Troll Hunter / Trolljegeren (2010)


With its folkloric hellions and scatological asides, André Øvredal’s mockumentary of Northern frights, Troll Hunter, can’t quite decide if it’s horror or comedy.

Troll Hunter

Norwegian Mood by Mark Wilshin

CAUTION: Here be spoilers

Like Finnish director Jalmari Helander’s Santa-themed kiddy-frightener Rare Exports, André Øvredal takes something quintessentially Scandinavian and turns it into a horror movie. Here, trolls are no longer cutesy little fairytale figurines, but murderous man-killers. The land of fjords the scenic backdrop for a team of documentary filmmakers investigating bear trapping and who get more than they bargain for when they stumble upon the eponymous Troll Hunter played by comedian Otto Jespersen. While its pseudo-vérité found footage preface may provoke a smile, the dry humour of this mockumentary may sometimes keep us guessing, is this a low budget horror like The Blair Witch Project or something altogether more sinister?

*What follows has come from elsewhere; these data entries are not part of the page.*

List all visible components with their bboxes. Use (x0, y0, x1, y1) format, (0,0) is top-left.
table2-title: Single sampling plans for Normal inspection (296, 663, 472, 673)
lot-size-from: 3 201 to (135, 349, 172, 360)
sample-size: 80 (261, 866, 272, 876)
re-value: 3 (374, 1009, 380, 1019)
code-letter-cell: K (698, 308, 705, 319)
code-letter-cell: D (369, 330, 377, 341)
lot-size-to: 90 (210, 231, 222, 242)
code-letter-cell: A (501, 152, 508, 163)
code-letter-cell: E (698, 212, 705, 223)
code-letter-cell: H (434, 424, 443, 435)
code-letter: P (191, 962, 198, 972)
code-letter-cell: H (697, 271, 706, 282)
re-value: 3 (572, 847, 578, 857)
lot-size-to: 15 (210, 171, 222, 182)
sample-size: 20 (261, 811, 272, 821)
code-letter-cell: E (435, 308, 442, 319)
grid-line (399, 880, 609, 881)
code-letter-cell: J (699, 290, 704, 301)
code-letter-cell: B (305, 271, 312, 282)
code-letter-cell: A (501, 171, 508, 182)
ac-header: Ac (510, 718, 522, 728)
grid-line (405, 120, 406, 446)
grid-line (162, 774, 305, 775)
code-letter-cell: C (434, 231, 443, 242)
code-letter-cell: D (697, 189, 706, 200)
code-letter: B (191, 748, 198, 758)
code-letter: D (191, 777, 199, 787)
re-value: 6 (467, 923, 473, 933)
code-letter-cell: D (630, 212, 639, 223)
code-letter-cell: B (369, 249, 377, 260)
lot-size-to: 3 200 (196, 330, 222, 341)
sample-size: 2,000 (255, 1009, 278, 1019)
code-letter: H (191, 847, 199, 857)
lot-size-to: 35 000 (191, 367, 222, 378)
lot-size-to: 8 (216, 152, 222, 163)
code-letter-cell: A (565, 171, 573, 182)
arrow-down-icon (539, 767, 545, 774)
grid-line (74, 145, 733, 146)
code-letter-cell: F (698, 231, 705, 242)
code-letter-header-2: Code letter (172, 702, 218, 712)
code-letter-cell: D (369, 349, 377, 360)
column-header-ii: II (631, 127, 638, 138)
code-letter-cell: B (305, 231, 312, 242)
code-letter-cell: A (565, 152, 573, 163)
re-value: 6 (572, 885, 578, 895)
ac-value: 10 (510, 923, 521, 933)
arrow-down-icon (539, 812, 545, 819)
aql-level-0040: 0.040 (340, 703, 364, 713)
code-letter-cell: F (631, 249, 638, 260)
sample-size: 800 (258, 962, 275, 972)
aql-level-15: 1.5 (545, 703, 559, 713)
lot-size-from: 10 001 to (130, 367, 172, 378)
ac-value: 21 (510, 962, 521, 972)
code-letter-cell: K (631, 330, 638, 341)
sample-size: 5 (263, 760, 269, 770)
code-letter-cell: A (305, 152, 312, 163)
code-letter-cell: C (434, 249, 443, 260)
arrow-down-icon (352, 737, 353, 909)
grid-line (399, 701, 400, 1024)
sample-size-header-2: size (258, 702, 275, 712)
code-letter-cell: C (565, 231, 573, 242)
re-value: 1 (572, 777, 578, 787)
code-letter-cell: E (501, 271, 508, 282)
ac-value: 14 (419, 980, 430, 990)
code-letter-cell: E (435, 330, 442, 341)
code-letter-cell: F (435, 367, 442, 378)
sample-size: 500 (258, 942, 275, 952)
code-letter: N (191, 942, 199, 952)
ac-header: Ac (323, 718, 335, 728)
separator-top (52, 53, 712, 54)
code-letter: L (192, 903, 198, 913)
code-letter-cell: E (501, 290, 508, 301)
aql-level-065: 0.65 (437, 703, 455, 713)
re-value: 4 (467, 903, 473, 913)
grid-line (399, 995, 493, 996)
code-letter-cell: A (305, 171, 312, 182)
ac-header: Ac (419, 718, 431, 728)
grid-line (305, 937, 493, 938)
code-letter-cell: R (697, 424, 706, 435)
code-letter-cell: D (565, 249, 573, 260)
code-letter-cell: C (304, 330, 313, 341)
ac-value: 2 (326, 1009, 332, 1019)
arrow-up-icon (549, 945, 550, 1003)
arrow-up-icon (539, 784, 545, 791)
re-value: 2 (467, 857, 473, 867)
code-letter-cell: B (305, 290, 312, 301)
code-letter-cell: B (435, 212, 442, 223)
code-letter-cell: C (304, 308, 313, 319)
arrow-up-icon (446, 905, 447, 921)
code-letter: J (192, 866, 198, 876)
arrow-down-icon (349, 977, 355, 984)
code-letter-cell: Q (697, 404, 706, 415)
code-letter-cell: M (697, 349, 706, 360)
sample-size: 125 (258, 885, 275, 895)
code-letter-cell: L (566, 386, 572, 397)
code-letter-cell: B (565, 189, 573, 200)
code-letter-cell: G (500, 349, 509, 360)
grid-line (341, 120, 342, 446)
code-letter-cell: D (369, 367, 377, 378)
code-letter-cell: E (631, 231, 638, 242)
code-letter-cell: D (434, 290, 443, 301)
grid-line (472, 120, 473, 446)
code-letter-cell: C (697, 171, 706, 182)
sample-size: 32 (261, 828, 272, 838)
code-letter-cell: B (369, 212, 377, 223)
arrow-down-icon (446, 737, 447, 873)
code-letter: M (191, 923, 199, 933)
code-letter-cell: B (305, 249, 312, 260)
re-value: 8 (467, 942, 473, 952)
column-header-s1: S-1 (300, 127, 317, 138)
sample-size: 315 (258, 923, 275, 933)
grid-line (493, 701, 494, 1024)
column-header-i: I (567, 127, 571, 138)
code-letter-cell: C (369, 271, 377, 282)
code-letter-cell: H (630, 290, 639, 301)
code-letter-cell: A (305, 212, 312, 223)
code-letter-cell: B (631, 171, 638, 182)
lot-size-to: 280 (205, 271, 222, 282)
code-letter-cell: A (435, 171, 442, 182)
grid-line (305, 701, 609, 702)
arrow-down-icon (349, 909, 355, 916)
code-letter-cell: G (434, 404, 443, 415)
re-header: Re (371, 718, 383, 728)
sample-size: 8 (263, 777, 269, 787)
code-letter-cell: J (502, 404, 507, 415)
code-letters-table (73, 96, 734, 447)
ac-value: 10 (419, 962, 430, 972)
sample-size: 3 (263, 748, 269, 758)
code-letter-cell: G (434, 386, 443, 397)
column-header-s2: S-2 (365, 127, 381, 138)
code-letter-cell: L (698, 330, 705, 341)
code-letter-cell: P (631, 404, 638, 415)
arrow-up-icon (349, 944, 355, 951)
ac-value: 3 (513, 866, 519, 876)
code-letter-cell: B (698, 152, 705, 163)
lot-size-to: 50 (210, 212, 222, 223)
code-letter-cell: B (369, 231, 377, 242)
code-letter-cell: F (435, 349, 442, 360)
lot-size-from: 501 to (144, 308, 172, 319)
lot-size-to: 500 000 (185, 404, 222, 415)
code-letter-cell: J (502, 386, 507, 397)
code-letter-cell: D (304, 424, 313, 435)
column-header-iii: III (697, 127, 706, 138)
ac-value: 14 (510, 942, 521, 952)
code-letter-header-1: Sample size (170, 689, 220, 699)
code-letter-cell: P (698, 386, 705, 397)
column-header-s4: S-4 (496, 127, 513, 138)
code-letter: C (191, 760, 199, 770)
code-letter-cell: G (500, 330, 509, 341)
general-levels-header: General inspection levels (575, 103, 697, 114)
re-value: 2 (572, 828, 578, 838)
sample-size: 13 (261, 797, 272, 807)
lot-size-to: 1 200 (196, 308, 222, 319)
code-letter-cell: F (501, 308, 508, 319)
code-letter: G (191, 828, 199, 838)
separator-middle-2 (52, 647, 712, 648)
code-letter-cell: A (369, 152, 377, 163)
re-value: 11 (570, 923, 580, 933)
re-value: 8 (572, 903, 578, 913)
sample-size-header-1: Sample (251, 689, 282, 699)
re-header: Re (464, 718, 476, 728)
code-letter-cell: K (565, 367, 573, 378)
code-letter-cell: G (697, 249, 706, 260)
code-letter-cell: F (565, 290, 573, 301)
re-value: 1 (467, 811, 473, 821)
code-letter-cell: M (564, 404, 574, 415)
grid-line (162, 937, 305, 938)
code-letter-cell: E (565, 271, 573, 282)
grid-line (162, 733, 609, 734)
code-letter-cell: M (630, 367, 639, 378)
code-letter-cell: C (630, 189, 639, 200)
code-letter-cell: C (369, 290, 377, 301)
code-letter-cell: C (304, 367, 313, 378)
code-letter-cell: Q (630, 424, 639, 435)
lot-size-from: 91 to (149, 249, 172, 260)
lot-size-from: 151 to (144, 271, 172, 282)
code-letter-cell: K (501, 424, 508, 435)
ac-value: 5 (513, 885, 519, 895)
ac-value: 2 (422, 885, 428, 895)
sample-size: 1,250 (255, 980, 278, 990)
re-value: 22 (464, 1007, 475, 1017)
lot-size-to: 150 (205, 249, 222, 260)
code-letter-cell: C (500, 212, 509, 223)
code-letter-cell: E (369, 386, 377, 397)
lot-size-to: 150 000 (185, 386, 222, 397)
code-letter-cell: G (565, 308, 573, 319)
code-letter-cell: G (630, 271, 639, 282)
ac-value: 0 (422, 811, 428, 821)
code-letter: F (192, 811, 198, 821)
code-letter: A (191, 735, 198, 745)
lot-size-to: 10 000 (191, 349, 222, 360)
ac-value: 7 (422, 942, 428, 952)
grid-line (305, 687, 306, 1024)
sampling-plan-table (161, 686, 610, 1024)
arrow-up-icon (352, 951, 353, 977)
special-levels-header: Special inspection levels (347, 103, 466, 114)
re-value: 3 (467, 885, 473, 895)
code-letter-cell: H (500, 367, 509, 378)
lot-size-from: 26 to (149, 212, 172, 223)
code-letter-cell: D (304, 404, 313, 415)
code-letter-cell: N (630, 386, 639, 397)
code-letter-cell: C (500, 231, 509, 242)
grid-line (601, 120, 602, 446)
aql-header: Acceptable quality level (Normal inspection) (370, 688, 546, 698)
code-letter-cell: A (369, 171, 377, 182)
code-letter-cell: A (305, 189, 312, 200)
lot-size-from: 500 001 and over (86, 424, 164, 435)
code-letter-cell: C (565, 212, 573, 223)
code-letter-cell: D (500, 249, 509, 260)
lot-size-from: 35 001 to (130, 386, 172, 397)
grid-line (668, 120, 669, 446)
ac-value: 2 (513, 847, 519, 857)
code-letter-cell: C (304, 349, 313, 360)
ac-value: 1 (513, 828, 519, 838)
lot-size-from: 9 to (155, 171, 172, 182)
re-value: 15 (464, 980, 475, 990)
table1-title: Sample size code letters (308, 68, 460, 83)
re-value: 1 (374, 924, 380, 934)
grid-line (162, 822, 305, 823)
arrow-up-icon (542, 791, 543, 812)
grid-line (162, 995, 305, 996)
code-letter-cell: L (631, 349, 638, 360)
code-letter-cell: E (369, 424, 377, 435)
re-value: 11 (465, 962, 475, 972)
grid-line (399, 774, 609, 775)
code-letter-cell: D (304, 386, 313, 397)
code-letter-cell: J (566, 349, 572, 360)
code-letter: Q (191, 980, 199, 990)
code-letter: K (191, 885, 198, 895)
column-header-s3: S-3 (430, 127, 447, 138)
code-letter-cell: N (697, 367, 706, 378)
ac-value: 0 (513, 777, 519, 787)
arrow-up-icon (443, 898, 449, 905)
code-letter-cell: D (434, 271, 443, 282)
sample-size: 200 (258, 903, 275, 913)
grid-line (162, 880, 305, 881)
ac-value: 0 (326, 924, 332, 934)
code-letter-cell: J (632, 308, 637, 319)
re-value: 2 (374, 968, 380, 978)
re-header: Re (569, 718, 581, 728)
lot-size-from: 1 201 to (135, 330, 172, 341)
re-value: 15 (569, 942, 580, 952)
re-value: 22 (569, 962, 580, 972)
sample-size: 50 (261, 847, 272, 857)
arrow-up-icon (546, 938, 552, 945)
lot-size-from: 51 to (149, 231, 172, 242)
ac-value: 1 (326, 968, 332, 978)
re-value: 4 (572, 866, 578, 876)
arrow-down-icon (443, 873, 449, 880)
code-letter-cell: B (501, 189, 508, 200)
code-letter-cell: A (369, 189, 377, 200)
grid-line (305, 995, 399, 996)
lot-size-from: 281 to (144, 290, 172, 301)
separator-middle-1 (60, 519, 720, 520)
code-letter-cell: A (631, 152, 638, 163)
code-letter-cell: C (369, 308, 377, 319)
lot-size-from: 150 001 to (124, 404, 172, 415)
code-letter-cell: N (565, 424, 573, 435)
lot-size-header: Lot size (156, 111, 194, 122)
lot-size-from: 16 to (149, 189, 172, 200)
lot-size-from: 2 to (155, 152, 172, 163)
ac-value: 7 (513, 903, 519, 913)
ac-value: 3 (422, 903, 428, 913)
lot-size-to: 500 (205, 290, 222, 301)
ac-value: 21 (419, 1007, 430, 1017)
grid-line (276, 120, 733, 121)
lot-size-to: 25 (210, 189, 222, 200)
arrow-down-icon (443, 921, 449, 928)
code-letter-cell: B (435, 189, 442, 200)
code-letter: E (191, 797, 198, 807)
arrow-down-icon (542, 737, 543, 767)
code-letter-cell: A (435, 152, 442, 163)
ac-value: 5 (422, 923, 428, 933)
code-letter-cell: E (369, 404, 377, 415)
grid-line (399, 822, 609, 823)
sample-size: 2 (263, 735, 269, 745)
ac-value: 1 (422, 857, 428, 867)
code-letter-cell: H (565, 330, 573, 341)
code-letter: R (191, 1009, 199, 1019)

Reinventing the troll as a horror staple, Troll Hunter certainly knows the rules of the game. Like the werewolf’s silver bullet or the vampire’s stake through the heart, the troll lives and dies by certain rules, lifted wholesale from a tome of Norwegian folktales. For example, trolls can only be killed by sunlight, when they either explode or turn to stone, a myth gloriously explained away by an awkward vet as an inability to process vitamin D, which calcifies their veins. While the trolls’ fairytale counterparts may traditionally live in castles and get along fairly peaceably with their story’s fictional heroes, Troll Hunter‘s oversized rabid giants rampage across mountain and forest leaving nothing but a slimy trail of destruction behind them. But the film is rich in troll lore, and while lots of it will go over non-Norwegian heads, others, like the tale of Billy Goats Gruff with its bridge-dwelling troll and bleating goats, are comic gems appreciable by all.

The trait that’s perhaps most striking in the film is the trolls’ ability to ‘smell the blood of a Christian man’. While for English eyes and ears this may recall the giant’s fee-fi-fo-fum in Jack And The Beanstalk (a fairytale that came across with the Vikings) this magical ability is reserved for trolls in Norwegian folklore, the last guardians of pagan magic. And while Christian cameraman Kalle is eventually snapped up by one of the trolls, Troll Hunter isn’t really anti-Christian, its religious inflection just a remnant of its folklore inception. Both Johanna and Malica are killed at the hands of Norway’s Troll Security Service. The state infinitely more terrifying than the trolls.

With its hordes of Jotnars, Ringlefinchs and Tosserlads, Troll Hunter mixes digital footage of the intrepid troll-chasing film crew with its CGI sequences well enough. But these ogres just aren’t scary enough to make it into horror legend, their slime and flatulence more comic than terrifying. To start with, there’s an enjoyable tension as the film teeters on the brink between horror comedy and comic horror. But then the spell is broken – it’s neither. In fact, Troll Hunter works best as a satire on conspiracy theory, as cattle corpses are rather spuriously blamed by Norway’s Troll Security Service on lost Siberian bears. There are other nice touches too like the electricity board’s inexplicably pointless ring of electricity pylons in the Dovre region, with apparently no other purpose than to keep the Jotnars in. Or the low-tech bear-track replicator made from paws on sticks. And while the Polish decorator almost steals the show with his take on the interchangeability of dead Croatian bears, the final coup de théâtre is a real-life press conference in which Prime Minister Jens Stoltenberg publicly admits to Norway’s problem with trolls. An excerpt which provides the perfect metaphor for Ovredal’s film, deliciously hanging between misconstrued fact and digitally enhanced fiction.

Filled with all the necessary bumps and slimy spills of the genre, Troll Hunter is rollicking good fun. Its trolls are convincing enough, just too trite to make the hairs stand on end. But the lead actors give great performances, their enduring terror keeping any niggling doubts at the far-fetched plot out of sight. Only the script lets them down, at times cringeworthy as each troll reference is duly and unimaginatively signposted. And when the story has nowhere else to go but onto slaying more trolls, Troll Hunter slowly and inevitably deflates. Like Thomas’s troll bite, or the troll hunter’s disappearance into the horizon, ultimately the film leads nowhere. But it’s still a great tongue-in-cheek Scandinavian romp that puts the earnest pseudo-snuff tendencies of the horror genre humorously in their place.